• Uniformes en la historia

    Hace un par de días, mientras buscaba información acerca de unos préstamos rápidos y seguros, encontré algunos blogs cuyo contenido es muy entretenido. Uno de ellos se enfoca en la historia  de toda la vestimenta de hombres y mujeres.

    En uno de estos artículos estaba viendo la evolución e historia de los uniformes de camuflaje, ya que estos son tan solo un invento del siglo XX para adaptar a las tropas de la mejor manera posible a los diferentes terrenos donde se lleven a cabo los campos de batalla y los enfrentamientos.

    Los uniformes militares a lo largo de la historia siempre han sido el reflejo de la naturaleza de las tácticas y técnicas necesarias para los campos de batalla de alguna era, algo que puede hacer que una audiencia moderna considere a los atuendos militares de otras épocas como ineficientes y a veces hasta ridículos, ignorando el hecho de que todos los uniformes y atuendos militares de la historia eran perfectos para su tiempo y época y para las necesidades de los soldados.

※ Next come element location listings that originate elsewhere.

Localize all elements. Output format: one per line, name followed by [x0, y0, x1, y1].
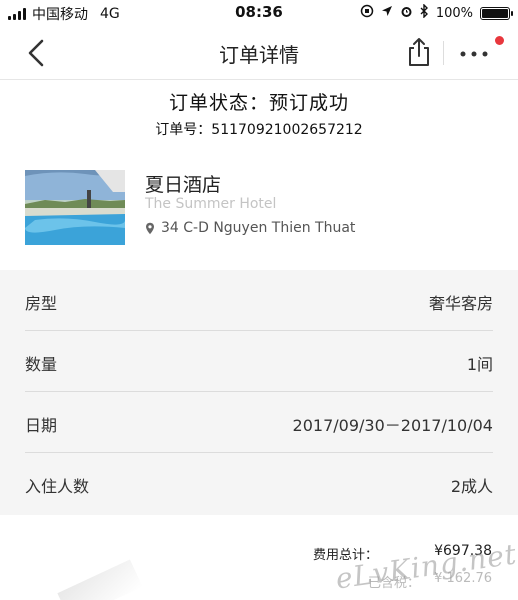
detail-row-dates: 日期 2017/09/30－2017/10/04 — [25, 392, 493, 453]
fee-total-value: ¥697.38 — [434, 543, 492, 559]
detail-value: 2成人 — [450, 477, 493, 496]
location-pin-icon — [146, 222, 154, 234]
battery-percent: 100% — [435, 5, 473, 21]
hotel-name-en: The Summer Hotel — [145, 196, 277, 212]
nav-bar: 订单详情 — [0, 26, 518, 80]
order-detail-screen: 中国移动 4G 08:36 100% 订单详情 订单状态：预订成功 订单号：51… — [0, 0, 518, 600]
more-button[interactable] — [458, 44, 490, 64]
detail-value: 1间 — [466, 355, 493, 374]
decorative-sheen — [57, 559, 143, 600]
detail-row-guests: 入住人数 2成人 — [25, 453, 493, 514]
order-number-label: 订单号： — [155, 122, 212, 138]
notification-dot — [495, 36, 504, 45]
hotel-photo — [25, 170, 125, 245]
share-button[interactable] — [406, 36, 432, 68]
order-status: 订单状态：预订成功 — [168, 92, 349, 114]
location-arrow-icon — [381, 5, 393, 21]
page-title: 订单详情 — [219, 43, 299, 67]
detail-row-quantity: 数量 1间 — [25, 331, 493, 392]
tax-label: 已含税： — [368, 576, 421, 591]
tax-value: ¥ 162.76 — [434, 571, 492, 586]
status-bar: 中国移动 4G 08:36 100% — [0, 0, 518, 26]
detail-label: 数量 — [25, 355, 58, 374]
order-number: 51170921002657212 — [211, 122, 363, 138]
booking-details: 房型 奢华客房 数量 1间 日期 2017/09/30－2017/10/04 入… — [0, 270, 518, 515]
detail-row-room-type: 房型 奢华客房 — [25, 270, 493, 331]
order-number-row: 订单号：51170921002657212 — [0, 119, 518, 139]
detail-label: 日期 — [25, 416, 58, 435]
fee-total-label: 费用总计： — [313, 548, 379, 563]
alarm-icon — [400, 5, 413, 22]
fee-summary: 费用总计： ¥697.38 已含税： ¥ 162.76 eLvKing.net — [0, 515, 518, 600]
detail-label: 入住人数 — [25, 477, 90, 496]
hotel-address-row: 34 C-D Nguyen Thien Thuat — [145, 220, 355, 236]
status-right: 100% — [360, 3, 513, 22]
detail-value: 奢华客房 — [428, 294, 493, 313]
bluetooth-icon — [420, 3, 429, 22]
hotel-name: 夏日酒店 — [145, 174, 222, 196]
rotation-lock-icon — [360, 4, 374, 22]
detail-label: 房型 — [25, 294, 58, 313]
nav-divider — [443, 41, 444, 65]
hotel-address: 34 C-D Nguyen Thien Thuat — [161, 220, 356, 236]
hotel-card[interactable]: 夏日酒店 The Summer Hotel 34 C-D Nguyen Thie… — [0, 156, 518, 270]
more-dots-icon — [460, 51, 488, 57]
order-header: 订单状态：预订成功 订单号：51170921002657212 — [0, 88, 518, 139]
share-icon — [409, 38, 429, 66]
battery-icon — [480, 6, 513, 20]
detail-value: 2017/09/30－2017/10/04 — [292, 416, 493, 435]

    Si es que comparamos las armaduras medievales, algunos periodos de la época medieval, como aquellos del siglo XIV, con los acorazados de los espartanos o de los romanos, podremos ver que las armaduras son muy distintas.

    Las armaduras o los acorazados de los espartanos y de los romanos eran muy parecidas, consistiendo básicamente de un casco, un peto y unas espinilleras de bronce, acompañadas de un escudo (redondo para los espartanos y rectangular para los romanos), mientras que las armaduras del siglo XIV eran de hierro y constaban de muchos más elementos que las de los primeros, ya que contaban con un casco pesado, con una reja para abrir y cerrar enfrente del rostro, según las circunstancias; una placa semicircular para cubrir la nuca; un peto grueso, acompañado de hombreras de hierro; una especie de falda para cubrir de la cintura a la ingle y placas cubriendo los muslos y espinillas, además de zapatillas del mismo material.

    La razón de esto era que en la época medieval la lucha se enfocaba mucho más en la caballería, en ataques pesados de esta naturaleza, mientras que los griegos y romanos, aunque contaban con ese recurso, se enfocaban mucho más en operaciones y maniobras de infantería, por lo que debían tener menos peso en la armadura para poder combatir más velozmente.

    Encontraremos un gran contraste, por ejemplo, entre el siglo XVII y XIX y las épocas ya mencionadas, ya que en estos siglos podemos ver que tanto los soldados como sus oficiales iban vestidos muy elegantes, sin ningún tipo de armadura, en gran parte debido a que los proyectiles emitidos por los mosquetes y fusiles de su época eran lo suficientemente potentes para traspasar cualquier armadura, haciendo su utilización completamente inútil.

    Los uniformes de camuflaje comenzaron en los años de la Primera Guerra Mundial, a modo de hacer que los soldados se conviertan en invisibles al aplastante fuego enemigo, contra el cual no se puede hacer nada más que esconderse.

    Hay un dicho contemporáneo de los francotiradores, “No se puede disparar a algo que no se puede ver”, algo que es la diferencia entre la vida y la muerte el día de hoy en el campo de batalla.